Why water disappears
The causes of groundwater loss are complex, as a 2025 study shows. In Berlin and Brandenburg, reduced precipitation as well as high evaporation rates are the leading factors of climate change. The straightening of the Spree has also eliminated much of the river's natural water buffer zone. The river water is now channelled directly toward the sea. At the same time the water usage is increasing, used mainly for public drinking water supply, and for agricultural purposes.
Decades of mining have further disrupted the water cycles of the Lausitz, south of Berlin.The Sprees flow volume is decreasing due to the regional phase-out of coal works, which supplied the Spree with substantial artificial recharge. This complex situation calls for a fundamental reorientation of regional and interregional water management in the long term.
Another, less obvious key to understanding the crisis lies in a nearly forgotten system: the so-called Zirren. These shallow, seasonal water channels once flooded the peatlands in natural occurring cycles, of the Spreewald, a vast, wetland forest south of Berlin. In doing so, they served a function that is needed today more than ever, particularly given the partly vanished floodplain landscapes lost to river regulation.

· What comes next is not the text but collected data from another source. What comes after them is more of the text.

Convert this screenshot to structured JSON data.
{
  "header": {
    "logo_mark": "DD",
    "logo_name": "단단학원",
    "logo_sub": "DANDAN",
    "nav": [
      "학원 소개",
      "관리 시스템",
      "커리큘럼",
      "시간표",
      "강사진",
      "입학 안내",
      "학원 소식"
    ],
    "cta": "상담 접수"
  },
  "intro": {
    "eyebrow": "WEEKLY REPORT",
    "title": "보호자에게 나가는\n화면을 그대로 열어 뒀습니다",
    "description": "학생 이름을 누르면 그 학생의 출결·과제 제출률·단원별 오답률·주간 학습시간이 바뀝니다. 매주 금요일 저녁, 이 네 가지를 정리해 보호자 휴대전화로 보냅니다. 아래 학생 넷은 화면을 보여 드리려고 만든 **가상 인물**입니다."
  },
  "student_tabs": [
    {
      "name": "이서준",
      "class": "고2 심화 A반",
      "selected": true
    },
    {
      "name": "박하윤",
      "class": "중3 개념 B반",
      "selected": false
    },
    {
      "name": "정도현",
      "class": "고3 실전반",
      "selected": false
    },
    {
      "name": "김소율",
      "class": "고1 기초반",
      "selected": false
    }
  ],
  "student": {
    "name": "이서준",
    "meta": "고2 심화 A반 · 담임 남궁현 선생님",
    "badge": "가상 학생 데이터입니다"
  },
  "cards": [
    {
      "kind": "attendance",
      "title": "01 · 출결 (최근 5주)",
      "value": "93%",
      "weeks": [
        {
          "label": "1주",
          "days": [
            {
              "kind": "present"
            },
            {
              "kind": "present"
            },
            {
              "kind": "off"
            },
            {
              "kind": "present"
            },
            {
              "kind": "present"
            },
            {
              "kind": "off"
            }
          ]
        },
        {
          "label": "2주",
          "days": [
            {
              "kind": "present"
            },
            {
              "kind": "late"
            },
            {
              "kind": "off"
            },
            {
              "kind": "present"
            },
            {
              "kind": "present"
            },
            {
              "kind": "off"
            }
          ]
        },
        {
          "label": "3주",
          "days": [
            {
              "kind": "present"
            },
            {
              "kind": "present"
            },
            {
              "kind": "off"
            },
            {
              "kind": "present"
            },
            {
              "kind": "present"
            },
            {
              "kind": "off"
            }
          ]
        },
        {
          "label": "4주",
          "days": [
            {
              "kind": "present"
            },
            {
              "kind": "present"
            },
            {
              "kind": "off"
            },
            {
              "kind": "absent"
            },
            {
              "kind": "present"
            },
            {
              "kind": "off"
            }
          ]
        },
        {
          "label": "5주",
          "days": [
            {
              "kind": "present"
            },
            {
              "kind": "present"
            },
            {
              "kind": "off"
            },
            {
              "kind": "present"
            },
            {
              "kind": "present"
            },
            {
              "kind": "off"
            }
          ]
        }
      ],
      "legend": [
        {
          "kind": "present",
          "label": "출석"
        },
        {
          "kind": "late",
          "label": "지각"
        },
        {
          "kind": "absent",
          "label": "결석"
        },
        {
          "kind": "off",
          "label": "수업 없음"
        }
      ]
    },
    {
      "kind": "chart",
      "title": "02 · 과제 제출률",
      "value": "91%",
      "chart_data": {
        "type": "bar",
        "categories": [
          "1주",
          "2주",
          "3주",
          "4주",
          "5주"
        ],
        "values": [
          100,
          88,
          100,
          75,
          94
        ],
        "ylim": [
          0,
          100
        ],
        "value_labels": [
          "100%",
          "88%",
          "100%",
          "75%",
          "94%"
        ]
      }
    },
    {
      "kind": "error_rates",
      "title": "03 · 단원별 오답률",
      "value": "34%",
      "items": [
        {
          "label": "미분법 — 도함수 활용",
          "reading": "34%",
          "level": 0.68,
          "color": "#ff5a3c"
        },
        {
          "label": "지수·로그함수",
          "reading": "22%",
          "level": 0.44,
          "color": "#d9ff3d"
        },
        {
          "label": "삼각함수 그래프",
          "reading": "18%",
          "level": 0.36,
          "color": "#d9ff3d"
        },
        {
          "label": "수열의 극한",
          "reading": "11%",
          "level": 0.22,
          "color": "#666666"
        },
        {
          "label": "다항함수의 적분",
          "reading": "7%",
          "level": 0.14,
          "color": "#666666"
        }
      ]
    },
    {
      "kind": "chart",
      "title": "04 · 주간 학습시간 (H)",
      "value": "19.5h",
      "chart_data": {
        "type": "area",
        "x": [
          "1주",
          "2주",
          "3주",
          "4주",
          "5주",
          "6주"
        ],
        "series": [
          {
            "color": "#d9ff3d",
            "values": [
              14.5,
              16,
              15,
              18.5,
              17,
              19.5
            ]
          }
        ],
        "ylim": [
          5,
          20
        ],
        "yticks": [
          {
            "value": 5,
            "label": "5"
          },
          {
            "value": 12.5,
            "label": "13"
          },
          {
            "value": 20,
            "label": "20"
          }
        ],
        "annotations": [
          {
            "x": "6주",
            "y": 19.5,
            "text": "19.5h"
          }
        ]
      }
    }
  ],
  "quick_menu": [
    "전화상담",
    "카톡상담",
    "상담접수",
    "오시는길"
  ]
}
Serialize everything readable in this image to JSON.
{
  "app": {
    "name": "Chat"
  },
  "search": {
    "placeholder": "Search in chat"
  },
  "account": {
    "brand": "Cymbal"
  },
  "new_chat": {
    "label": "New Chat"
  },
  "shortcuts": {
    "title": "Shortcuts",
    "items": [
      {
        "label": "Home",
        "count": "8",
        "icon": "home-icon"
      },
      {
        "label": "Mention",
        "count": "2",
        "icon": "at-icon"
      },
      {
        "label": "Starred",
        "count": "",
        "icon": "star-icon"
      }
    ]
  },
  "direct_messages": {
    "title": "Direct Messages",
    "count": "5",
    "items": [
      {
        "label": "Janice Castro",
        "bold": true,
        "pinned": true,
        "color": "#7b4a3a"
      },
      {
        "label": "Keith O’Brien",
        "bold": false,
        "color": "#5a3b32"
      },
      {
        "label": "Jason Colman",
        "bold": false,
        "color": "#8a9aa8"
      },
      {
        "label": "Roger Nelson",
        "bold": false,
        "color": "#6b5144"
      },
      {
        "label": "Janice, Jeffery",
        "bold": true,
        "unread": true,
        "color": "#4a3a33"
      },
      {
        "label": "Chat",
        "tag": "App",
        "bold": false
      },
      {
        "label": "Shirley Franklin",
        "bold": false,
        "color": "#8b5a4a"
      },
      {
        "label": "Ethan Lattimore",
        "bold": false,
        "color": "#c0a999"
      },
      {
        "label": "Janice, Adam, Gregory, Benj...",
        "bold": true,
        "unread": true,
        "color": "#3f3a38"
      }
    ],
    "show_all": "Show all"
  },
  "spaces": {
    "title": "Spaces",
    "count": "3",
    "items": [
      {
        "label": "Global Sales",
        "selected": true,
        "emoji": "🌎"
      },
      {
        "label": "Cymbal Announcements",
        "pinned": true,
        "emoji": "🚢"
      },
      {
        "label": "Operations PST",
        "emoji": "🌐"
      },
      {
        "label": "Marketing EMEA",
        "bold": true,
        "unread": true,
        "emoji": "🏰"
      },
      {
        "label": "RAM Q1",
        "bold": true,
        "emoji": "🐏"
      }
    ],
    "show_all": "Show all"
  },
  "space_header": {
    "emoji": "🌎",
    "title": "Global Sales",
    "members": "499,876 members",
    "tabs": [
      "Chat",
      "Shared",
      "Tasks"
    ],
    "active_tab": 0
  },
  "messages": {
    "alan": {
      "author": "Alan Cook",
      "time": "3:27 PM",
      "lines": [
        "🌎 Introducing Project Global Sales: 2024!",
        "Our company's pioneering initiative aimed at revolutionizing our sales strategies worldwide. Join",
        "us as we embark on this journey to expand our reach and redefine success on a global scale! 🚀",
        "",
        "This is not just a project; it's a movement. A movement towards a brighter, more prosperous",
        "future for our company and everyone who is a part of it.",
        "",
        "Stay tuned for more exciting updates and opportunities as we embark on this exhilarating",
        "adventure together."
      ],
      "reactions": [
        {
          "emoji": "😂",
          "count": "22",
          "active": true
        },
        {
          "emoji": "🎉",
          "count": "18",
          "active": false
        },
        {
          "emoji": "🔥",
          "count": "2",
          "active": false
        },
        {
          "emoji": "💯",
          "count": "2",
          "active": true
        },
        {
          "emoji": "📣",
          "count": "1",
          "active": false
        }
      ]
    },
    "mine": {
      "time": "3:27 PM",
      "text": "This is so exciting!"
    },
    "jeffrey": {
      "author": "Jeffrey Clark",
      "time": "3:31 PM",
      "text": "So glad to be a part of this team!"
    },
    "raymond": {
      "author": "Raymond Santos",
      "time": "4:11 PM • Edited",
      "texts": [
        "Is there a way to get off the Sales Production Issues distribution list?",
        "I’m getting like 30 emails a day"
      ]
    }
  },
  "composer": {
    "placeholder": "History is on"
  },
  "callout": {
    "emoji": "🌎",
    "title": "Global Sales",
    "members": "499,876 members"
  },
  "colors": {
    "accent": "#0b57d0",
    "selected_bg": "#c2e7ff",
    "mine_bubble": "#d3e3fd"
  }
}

Most of these channels have since fallen into disrepair. What might sound like a footnote in landscape history carries far-reaching consequences for the water cycle, the climate, and biodiversity.
- Water supply: The Spree is losing its natural buffer. This affects not only the Spreewald but all of Berlin.
- Climate change: Drying peat releases stored Carbon as CO₂. A natural carbon sink becomes a source of emissions.
- Biodiversity loss: Amphibian populations in Brandenburg have declined by up to 80% in just 30 years. Shallow, seasonal water bodies that fire-bellied toads, moor frogs, and great crested newts depend on for reproduction are under threat.
- Birds: Lapwings and snipe are disappearing from the wet meadows they rely on as breeding habitat.
What needs to be done: Strengthening natural water reserves
To counter growing water stress, targeted measures are needed to strengthen natural water reserves. Humus-rich soils, close-to-nature forestry, structurally diverse floodplains, and wet peatlands are key to retaining water in the landscape.
This is precisely where the EcoTree Barzlin project comes in: across around a potential area of 146 hectares of peatland in the Upper Spreewald, we are restoring an existing canal network by clearing vegetation and sediment, allowing water to flow slowly across the peat surfaces once again.
This periodic inundation means that:
- Water is retained in the landscape.
- Amphibians are provided with spawning habitats.
- The landscape is reactivated as a natural water reservoir.
The Barzlin project is more than a local initiative. It demonstrates how nature-based solutions can build on existing practises: cost-efficiently, scalably, and with measurable benefits for climate, water, and biodiversity.